You have to know that the block will swing simmetrically around it's rest point.

The spring will always have an "offset" length so that it will cancel the gravity force mg.
Then you can use the conservation laws.

 

[Thefox14]

You have to know that the block will swing simmetrically around it's rest point.

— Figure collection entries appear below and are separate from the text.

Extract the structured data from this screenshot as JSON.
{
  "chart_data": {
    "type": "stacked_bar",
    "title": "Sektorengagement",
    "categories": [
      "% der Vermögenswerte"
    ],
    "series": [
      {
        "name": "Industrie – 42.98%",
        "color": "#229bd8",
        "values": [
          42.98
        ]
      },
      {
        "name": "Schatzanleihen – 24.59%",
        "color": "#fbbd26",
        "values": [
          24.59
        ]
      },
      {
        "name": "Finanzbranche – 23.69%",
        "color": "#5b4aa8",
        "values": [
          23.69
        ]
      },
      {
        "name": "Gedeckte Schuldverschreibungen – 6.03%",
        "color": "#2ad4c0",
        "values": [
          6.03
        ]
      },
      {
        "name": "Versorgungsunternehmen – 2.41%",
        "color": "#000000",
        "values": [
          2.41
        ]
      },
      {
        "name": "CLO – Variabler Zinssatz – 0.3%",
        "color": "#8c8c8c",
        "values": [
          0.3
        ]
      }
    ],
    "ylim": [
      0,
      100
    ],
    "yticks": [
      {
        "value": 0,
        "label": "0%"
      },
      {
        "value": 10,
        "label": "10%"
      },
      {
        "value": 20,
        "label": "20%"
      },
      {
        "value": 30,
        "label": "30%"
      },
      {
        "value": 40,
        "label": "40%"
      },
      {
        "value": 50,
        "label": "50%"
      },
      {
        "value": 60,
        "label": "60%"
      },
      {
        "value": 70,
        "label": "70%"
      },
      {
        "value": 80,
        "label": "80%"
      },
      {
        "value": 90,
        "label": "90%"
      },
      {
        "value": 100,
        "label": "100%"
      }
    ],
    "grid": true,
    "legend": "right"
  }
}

The spring will always have an "offset" length so that it will cancel the gravity force mg.
Then you can use the conservation laws.

I understand that it will oscillate between its rest point, but I'm just looking for the place where the kinetic energy is the greatest which would be at the point where the spring is relaxed with the block on it right? Not sure how i'd apply what you're saying

 

[Quinzio]

I understand that it will oscillate between its rest point, but I'm just looking for the place where the kinetic energy is the greatest which would be at the point where the spring is relaxed with the block on it right?

Ok

Not sure how i'd apply what you're saying

Use the last formula of the 1st post, but ignore mgx. You should understand why it has to be ignored.

 

[Thefox14]

Wow, yeah that gave me the right answer. I don't understand why you can ignore gravity though. Could you explain that a bit?

 

[Quinzio]

If you want to keep mgx in the equation, you should calculate the spring energy starting from its unstretched point (without the block).
In the end the cancel out each other, when block+spring are at rest. It's more intuitive to ignore it.

 

[Thefox14]

So just out of curiosity what would the equation be if I decided to keep mgx in?

Wouldn't it be the same equation I had above except x would be 2*.28m as now the stretch from U = 0 is .56m

 

[Quinzio]

So just out of curiosity what would the equation be if I decided to keep mgx in?

Wouldn't it be the same equation I had above except x would be 2*.28m as now the stretch from U = 0 is .56m

Sorry, I didn't see your post.

Start from your equation that I changed a bit, you can do on your own.

\frac{1}{2}kx^{2} + mgx + \frac{1}{2}mv_{f}^{2} + \frac{1}{2}mv_{0}^{2}= 0

This equation tell you that you defined the energy at the top point as zero, and must be zero in each point.

How much is v_{0} and how do you evaluate x ? x will go positive or negative ? (get used to use the correct signes).

 

[Thefox14]

Well v₀ is 3 m/s upwards and isn't x just the distance I've stretched? So it would be -.58m right?

 

[Quinzio]

Well v₀ is 3 m/s upwards and isn't x just the distance I've stretched? So it would be -.58m right?

-0.56 m

Ok, so calculate the energy of the system at x = -0.56 m and v0 = 3 m/s

<br /> E = \frac{1}{2}kx^{2} + mgx + \frac{1}{2}mv_{0}^{2}<br />

The same energy must be found at x = -0.28 m

<br /> E = \frac{1}{2}kx^{2} + mgx + \frac{1}{2}mv_{f}^{2}<br />

Solve for v_f

 

[Thefox14]

Ah, that makes sense now. Thanks for the explanation!